November is usually the time farmers in Wisconsin start to apply for the organic certification subsidy that funded them in cultivating organic foods. However, this year many farmers are disappointed and face adverse effects because of a bill that had been passed earlier this January. The U.S Congress passed the bill which discontinued the National Organic Certification Cost-Share Program due to the limits in budget of the Department of Agriculture. With the strict requirements of certification, such as no usage of fertilizer for at least three years and the mandatory usage of organic seeds, the farmers already have a great burden to provide healthy and organic food for the local community. The discontinuation of the subsidy would undoubtedly discourage their work. As a result, many farmers returned back to conventional farming while others were suffering the financial lost due to the high cost of organic farming.

Colle Farmers Market, an online community that advocates sustainable consumption and responsible conservation, protested against the government’s decision and considered it as a harmful policy to the current market which has a huge surplus in demand of organic food. Its co-founder Philippe van den Bosche explained that helping farmers convert to organic farming can bring benefits to farmers by maintaining a cleaner and more effective agricultural ecosystem, to consumers by providing healthier and cheaper food, and to society by protecting the environment from chemicals in conventional fertilizers.

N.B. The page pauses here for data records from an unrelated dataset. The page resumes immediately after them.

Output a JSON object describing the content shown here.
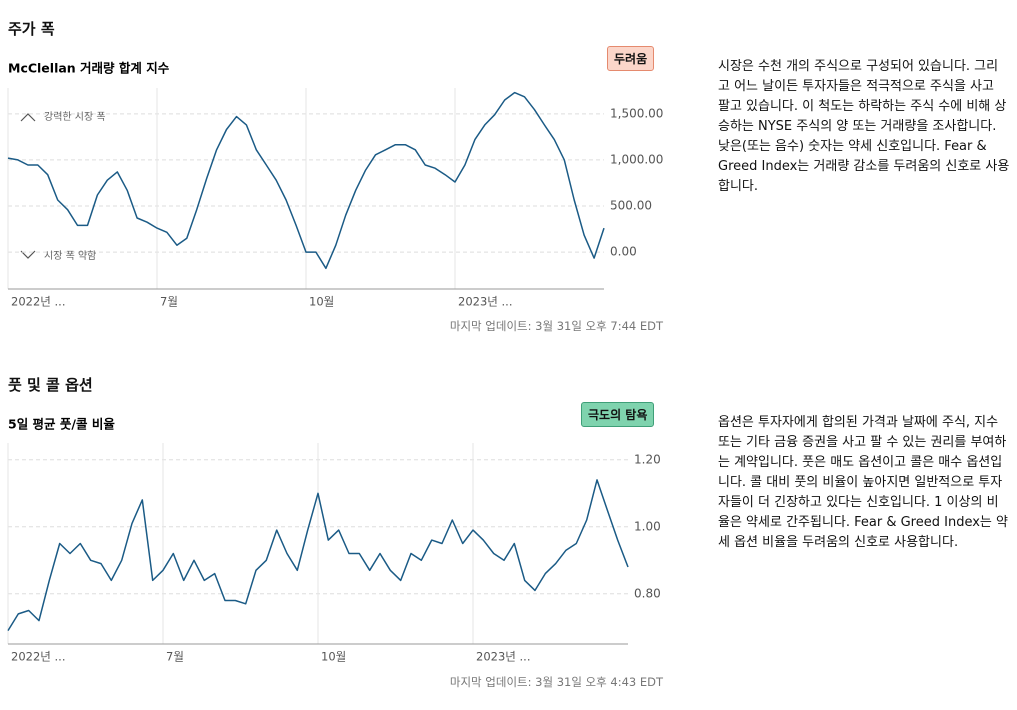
{
  "sections": [
    {
      "heading": "주가 폭",
      "badge": "두려움",
      "description": "시장은 수천 개의 주식으로 구성되어 있습니다. 그리고 어느 날이든 투자자들은 적극적으로 주식을 사고 팔고 있습니다. 이 척도는 하락하는 주식 수에 비해 상승하는 NYSE 주식의 양 또는 거래량을 조사합니다. 낮은(또는 음수) 숫자는 약세 신호입니다. Fear & Greed Index는 거래량 감소를 두려움의 신호로 사용합니다.",
      "updated": "마지막 업데이트: 3월 31일 오후 7:44 EDT"
    },
    {
      "heading": "풋 및 콜 옵션",
      "badge": "극도의 탐욕",
      "description": "옵션은 투자자에게 합의된 가격과 날짜에 주식, 지수 또는 기타 금융 증권을 사고 팔 수 있는 권리를 부여하는 계약입니다. 풋은 매도 옵션이고 콜은 매수 옵션입니다. 콜 대비 풋의 비율이 높아지면 일반적으로 투자자들이 더 긴장하고 있다는 신호입니다. 1 이상의 비율은 약세로 간주됩니다. Fear & Greed Index는 약세 옵션 비율을 두려움의 신호로 사용합니다.",
      "updated": "마지막 업데이트: 3월 31일 오후 4:43 EDT"
    }
  ],
  "chart_data": [
    {
      "type": "line",
      "title": "McClellan 거래량 합계 지수",
      "annotations": [
        "강력한 시장 폭",
        "시장 폭 약함"
      ],
      "categories": [
        "2022년 ...",
        null,
        null,
        null,
        null,
        null,
        null,
        null,
        null,
        null,
        null,
        null,
        null,
        null,
        null,
        "7월",
        null,
        null,
        null,
        null,
        null,
        null,
        null,
        null,
        null,
        null,
        null,
        null,
        null,
        null,
        "10월",
        null,
        null,
        null,
        null,
        null,
        null,
        null,
        null,
        null,
        null,
        null,
        null,
        null,
        null,
        "2023년 ...",
        null,
        null,
        null,
        null,
        null,
        null,
        null,
        null,
        null,
        null,
        null,
        null,
        null,
        null,
        null
      ],
      "values": [
        1020,
        1000,
        945,
        945,
        840,
        565,
        460,
        290,
        290,
        620,
        780,
        870,
        670,
        370,
        325,
        260,
        215,
        75,
        150,
        460,
        800,
        1110,
        1330,
        1470,
        1380,
        1110,
        945,
        780,
        565,
        290,
        0,
        0,
        -175,
        75,
        400,
        670,
        890,
        1055,
        1110,
        1165,
        1165,
        1110,
        945,
        910,
        840,
        760,
        945,
        1220,
        1380,
        1490,
        1650,
        1730,
        1685,
        1545,
        1380,
        1220,
        1000,
        565,
        185,
        -65,
        260
      ],
      "color": "#1b5b86",
      "ylim": [
        -400,
        1780
      ],
      "yticks": [
        {
          "value": 0,
          "label": "0.00"
        },
        {
          "value": 500,
          "label": "500.00"
        },
        {
          "value": 1000,
          "label": "1,000.00"
        },
        {
          "value": 1500,
          "label": "1,500.00"
        }
      ],
      "grid": true
    },
    {
      "type": "line",
      "title": "5일 평균 풋/콜 비율",
      "categories": [
        "2022년 ...",
        null,
        null,
        null,
        null,
        null,
        null,
        null,
        null,
        null,
        null,
        null,
        null,
        null,
        null,
        "7월",
        null,
        null,
        null,
        null,
        null,
        null,
        null,
        null,
        null,
        null,
        null,
        null,
        null,
        null,
        "10월",
        null,
        null,
        null,
        null,
        null,
        null,
        null,
        null,
        null,
        null,
        null,
        null,
        null,
        null,
        "2023년 ...",
        null,
        null,
        null,
        null,
        null,
        null,
        null,
        null,
        null,
        null,
        null,
        null,
        null,
        null,
        null
      ],
      "values": [
        0.69,
        0.74,
        0.75,
        0.72,
        0.84,
        0.95,
        0.92,
        0.95,
        0.9,
        0.89,
        0.84,
        0.9,
        1.01,
        1.08,
        0.84,
        0.87,
        0.92,
        0.84,
        0.9,
        0.84,
        0.86,
        0.78,
        0.78,
        0.77,
        0.87,
        0.9,
        0.99,
        0.92,
        0.87,
        0.99,
        1.1,
        0.96,
        0.99,
        0.92,
        0.92,
        0.87,
        0.92,
        0.87,
        0.84,
        0.92,
        0.9,
        0.96,
        0.95,
        1.02,
        0.95,
        0.99,
        0.96,
        0.92,
        0.9,
        0.95,
        0.84,
        0.81,
        0.86,
        0.89,
        0.93,
        0.95,
        1.02,
        1.14,
        1.05,
        0.96,
        0.88
      ],
      "color": "#1b5b86",
      "ylim": [
        0.65,
        1.25
      ],
      "yticks": [
        {
          "value": 0.8,
          "label": "0.80"
        },
        {
          "value": 1.0,
          "label": "1.00"
        },
        {
          "value": 1.2,
          "label": "1.20"
        }
      ],
      "grid": true
    }
  ]
}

“The federal government needs to do more to protect the rights of organic farmers,” Philippe said. “It’s no secret that organic farming can help people live better, live longer and keep the earth healthy. Cutting funding to these farmers is not only harmful to them, but devastating to the world.”

So far, Colle Farmers Market has already written letters to Congress and published articles to lobby for the farmers’ rights and advocate organic farming. “As we believe in the benefits of organic farming,” Philippe said, “we oppose anything that makes it harder to be accessed.”